If you want to say "the husband" without saying whose husband it is, then use der Ehemann.
"That is the man whose woman is a teacher." was not accepted, but what is wrong? Duo says that the correct answer is: "This is the man whose wife is a teacher." Frau = woman seems a correct translation. And "Das = That" not correct?
"Frau" is better translated as "wife" in a possessive context; we don't typically use a possessive with "woman" in English. The possessive in German implies that the speaker and the woman are married, hence "wife."
"That" is fine for "das"; Duo's "correct answer" doesn't always stay entirely true to your particular answer; it often just gives you a random correct answer that may have something else worded differently from your answer, even if what you wrote wasn't wrong.

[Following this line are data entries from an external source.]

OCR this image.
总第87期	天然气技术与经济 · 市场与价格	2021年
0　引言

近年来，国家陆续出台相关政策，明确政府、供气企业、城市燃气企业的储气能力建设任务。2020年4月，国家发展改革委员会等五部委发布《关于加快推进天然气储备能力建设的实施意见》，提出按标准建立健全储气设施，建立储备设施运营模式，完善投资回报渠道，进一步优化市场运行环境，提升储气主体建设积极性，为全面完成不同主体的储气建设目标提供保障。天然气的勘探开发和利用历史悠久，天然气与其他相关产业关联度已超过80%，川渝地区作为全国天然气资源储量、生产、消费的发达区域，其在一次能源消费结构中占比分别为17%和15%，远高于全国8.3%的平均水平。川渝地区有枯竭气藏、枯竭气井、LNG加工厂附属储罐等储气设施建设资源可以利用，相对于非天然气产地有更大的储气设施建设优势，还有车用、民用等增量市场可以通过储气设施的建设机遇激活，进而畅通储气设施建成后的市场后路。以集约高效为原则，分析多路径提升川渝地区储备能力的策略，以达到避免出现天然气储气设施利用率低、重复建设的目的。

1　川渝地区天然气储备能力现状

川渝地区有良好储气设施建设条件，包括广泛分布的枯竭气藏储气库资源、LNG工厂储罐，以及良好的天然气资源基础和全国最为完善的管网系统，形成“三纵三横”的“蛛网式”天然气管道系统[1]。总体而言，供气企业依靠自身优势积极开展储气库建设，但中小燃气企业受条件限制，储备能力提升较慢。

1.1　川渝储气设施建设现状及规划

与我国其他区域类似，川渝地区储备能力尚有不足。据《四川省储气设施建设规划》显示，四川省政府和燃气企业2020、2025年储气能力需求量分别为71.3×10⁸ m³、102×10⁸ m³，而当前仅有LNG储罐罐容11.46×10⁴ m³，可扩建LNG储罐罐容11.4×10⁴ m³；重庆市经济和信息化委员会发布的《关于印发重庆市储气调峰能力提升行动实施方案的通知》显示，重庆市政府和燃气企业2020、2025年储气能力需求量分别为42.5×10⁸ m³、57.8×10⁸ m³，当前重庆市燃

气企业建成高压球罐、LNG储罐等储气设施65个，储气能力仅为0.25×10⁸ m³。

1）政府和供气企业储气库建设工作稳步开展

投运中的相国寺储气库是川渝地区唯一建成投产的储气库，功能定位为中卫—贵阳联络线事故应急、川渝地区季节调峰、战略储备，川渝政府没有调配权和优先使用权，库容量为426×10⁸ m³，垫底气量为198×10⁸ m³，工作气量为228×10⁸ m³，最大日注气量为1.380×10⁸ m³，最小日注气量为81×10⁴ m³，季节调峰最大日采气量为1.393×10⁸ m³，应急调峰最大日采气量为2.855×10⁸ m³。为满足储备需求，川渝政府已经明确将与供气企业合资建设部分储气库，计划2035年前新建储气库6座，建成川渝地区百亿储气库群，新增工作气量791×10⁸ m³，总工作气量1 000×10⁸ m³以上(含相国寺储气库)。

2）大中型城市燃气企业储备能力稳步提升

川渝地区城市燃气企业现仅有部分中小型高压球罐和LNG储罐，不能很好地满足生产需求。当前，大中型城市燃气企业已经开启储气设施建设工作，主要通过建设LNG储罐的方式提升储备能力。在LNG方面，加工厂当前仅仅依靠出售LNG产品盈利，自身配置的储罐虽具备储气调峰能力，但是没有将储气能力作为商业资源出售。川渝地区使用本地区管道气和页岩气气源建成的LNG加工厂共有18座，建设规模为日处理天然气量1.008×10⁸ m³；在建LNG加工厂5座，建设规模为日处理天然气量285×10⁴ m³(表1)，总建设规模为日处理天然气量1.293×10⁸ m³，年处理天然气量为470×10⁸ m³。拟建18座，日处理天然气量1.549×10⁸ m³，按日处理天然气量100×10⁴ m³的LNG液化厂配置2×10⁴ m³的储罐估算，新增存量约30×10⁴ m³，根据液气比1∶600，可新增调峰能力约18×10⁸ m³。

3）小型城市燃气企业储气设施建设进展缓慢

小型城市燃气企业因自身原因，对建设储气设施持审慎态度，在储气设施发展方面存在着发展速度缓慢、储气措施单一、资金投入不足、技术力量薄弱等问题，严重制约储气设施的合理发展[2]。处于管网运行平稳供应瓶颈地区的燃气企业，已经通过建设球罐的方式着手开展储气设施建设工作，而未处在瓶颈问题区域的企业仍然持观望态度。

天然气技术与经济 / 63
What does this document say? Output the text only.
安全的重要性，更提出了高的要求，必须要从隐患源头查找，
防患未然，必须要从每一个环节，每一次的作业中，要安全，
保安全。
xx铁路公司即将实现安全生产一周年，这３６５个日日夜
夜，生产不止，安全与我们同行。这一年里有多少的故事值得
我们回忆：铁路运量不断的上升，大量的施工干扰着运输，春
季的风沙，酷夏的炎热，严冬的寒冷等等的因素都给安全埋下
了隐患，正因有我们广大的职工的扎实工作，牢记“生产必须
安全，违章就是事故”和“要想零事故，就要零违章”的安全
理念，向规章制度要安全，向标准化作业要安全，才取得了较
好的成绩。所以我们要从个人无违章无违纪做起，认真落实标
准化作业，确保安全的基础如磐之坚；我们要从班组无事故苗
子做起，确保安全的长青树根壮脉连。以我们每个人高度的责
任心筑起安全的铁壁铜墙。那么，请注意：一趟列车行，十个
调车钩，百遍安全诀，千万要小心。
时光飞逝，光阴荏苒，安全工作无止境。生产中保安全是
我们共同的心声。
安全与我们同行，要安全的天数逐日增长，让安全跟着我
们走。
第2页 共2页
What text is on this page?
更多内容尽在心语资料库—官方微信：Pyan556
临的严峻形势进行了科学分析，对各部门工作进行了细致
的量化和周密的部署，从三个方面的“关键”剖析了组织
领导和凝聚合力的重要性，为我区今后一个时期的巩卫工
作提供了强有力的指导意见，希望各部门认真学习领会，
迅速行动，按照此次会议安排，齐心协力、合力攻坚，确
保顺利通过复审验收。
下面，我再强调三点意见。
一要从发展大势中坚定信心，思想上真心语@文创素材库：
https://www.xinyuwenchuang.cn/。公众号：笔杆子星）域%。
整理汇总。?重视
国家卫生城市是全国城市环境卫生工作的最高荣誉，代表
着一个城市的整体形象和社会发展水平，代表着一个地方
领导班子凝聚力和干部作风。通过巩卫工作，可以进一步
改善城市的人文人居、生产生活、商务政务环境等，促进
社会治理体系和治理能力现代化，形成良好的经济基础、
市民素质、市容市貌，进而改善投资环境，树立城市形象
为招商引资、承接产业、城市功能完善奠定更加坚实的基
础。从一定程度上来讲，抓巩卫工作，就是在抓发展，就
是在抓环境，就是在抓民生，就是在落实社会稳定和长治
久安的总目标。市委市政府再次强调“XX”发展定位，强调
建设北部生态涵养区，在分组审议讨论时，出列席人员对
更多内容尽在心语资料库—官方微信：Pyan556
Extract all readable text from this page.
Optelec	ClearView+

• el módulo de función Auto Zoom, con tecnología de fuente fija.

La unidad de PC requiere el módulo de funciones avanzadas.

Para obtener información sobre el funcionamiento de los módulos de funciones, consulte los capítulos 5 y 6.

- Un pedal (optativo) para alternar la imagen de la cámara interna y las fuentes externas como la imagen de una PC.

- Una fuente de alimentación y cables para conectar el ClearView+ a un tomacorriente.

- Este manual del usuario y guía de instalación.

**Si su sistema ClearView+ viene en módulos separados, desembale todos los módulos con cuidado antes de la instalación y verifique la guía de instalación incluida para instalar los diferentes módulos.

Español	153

"This is the man whose wife is teacher." is indeed wrong, but where did you see that? It's not one of the accepted alternatives for this sentence.
When we speak about someone's role or profession, we often do not use the indefinite article ein.
This is getting ridiculous now.
In tips and notes Dessen is genitive for "the"
where are you getting the word whose?
maybe Duolingo German should be broken in 4 separate courses. 1. nom 2. acc 3. dat 4. gen
I have wasted so much effort on your grammar when all I really want is to get by in conversation
Hey, Duolingo: my page says that the right answer, in English, is "That is the man whose woman is a teacher." It isn't everyday English to say that a man has a woman, which implies ownership and is offensive. We would say that he has a "wife." The German "Frau" in the case of this sentence means wife and not woman. We might in English say that someone "had" a woman, as in, had sex with her, but this doesn't seem to be what the German sentence is implying.
I'm not sure where you're seeing "woman," but you'll see at the top of this page that Duo is translating "Frau" as "wife," which is, as you said, what is implied in the German.
Yes--strangely, the top of this page says something different than the page with the actual exercise. That still says "That is the man whose woman is a teacher."